PeoniesThese days it is all a hum in the gardens. The cotoneasters are full of bumblebees, wasps and flies of all shapes sizes and colours right now. You don't realize there are any flowers on the cotoneasters until you walk by and hear the bzzzzzzzzz and look a little closer. Not too many flowers blooming in the gardens yet. The peonies buds are starting to show colour and swelling, so we will be cutting next week. The peony plants have grown larger this year than they have ever been and produced the most flower buds from previous years. The florists mentioned to us that peonies are very popular this year for weddings, so should be able to meet the demand with this years crop.

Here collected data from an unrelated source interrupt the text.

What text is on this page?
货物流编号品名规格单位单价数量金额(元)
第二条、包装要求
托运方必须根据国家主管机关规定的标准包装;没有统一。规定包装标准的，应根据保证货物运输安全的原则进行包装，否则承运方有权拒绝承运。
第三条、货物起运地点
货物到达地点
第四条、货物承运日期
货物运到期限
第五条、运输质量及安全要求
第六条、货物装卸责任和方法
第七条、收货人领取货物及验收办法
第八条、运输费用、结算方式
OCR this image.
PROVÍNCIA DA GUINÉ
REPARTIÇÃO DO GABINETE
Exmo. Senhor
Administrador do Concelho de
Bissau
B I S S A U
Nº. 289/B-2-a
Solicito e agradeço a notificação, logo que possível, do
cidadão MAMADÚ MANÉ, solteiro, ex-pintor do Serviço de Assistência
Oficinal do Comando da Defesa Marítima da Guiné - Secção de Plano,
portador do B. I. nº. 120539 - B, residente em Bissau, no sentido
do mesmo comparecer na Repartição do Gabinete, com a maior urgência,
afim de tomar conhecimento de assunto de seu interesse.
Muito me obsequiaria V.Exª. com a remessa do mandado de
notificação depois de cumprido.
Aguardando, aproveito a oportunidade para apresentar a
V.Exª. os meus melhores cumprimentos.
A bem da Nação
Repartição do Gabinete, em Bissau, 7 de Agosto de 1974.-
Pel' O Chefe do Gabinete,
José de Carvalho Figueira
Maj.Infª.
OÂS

Peony buds swelling and showing colour.
A storm passed through our area Wednesday evening which brought rain, strong winds and a small amount of hail. It provided moisture to the newly transplanted plants, but did not cause any damage. This week was a week of transplanting, transplanting, and more transplanting. The dahlias, zinnias, crocosmias, tomatoes squash, amaranthus and others are planted. The rain has stopped us for now, so we will continue next week once it has dried off.
Crocosmias newly planted.
The valley by one of the gardens is once again home to a mama deer , and assuming her baby (have not seen the fawn yet). I was spending a fair bit of time in this garden transplanting this week and a couple of times mama deer would be in the valley looking up at me and snorting. I believe she felt I was getting a little too close to baby, wherever it was in the tall grass, so was trying to get my attention and lure me away from the area.
The birds are very plentiful and busy. The robins, bluebirds and sparrows are feeding young ones, while the tree swallows are still sitting on their eggs and the barn swallows are just building their nests. There are a couple of pairs of Cedar Waxwings in the garden close to the house, so we are enjoying watching them this year. They were here last year too, but were not real comfortable with us, so would dart away whenever we came near. We also noticed a lot of our Trembling Aspens bluffs are being defoliated in the area. Have not taken the time to identify the worm, but am assuming there will be plenty of moths for the birds to feed their young in a few weeks.
Today is harvest day for market, so Pat is busy picking onions, lettuce, spinach and maybe a few bunches of radishes again. The radishes are crisp, tangy and full of moisture this year. Our best crop since we have lived out here. The lettuce is excellent this year, crisp and full of flavour. We have a new variety this year called Jester which has flecks of burgundy throughout the leaves. The picture is one of the lettuce patches.
The perennials will be plentiful again this weekend along with a few varieties of annual flowers. Also available are the tomato, pepper, zucchini, and cucumber plants.
The perennial plant special this week is a Columbine called Miss M.I. Huish. It produces double, spurless purple blooms, about 24" tall. Tolerates part sun and is a prolific bloomer. The annual plant special is the Foxy Foxglove, in a mix of pinks and off whites, which also does well in part to full sun.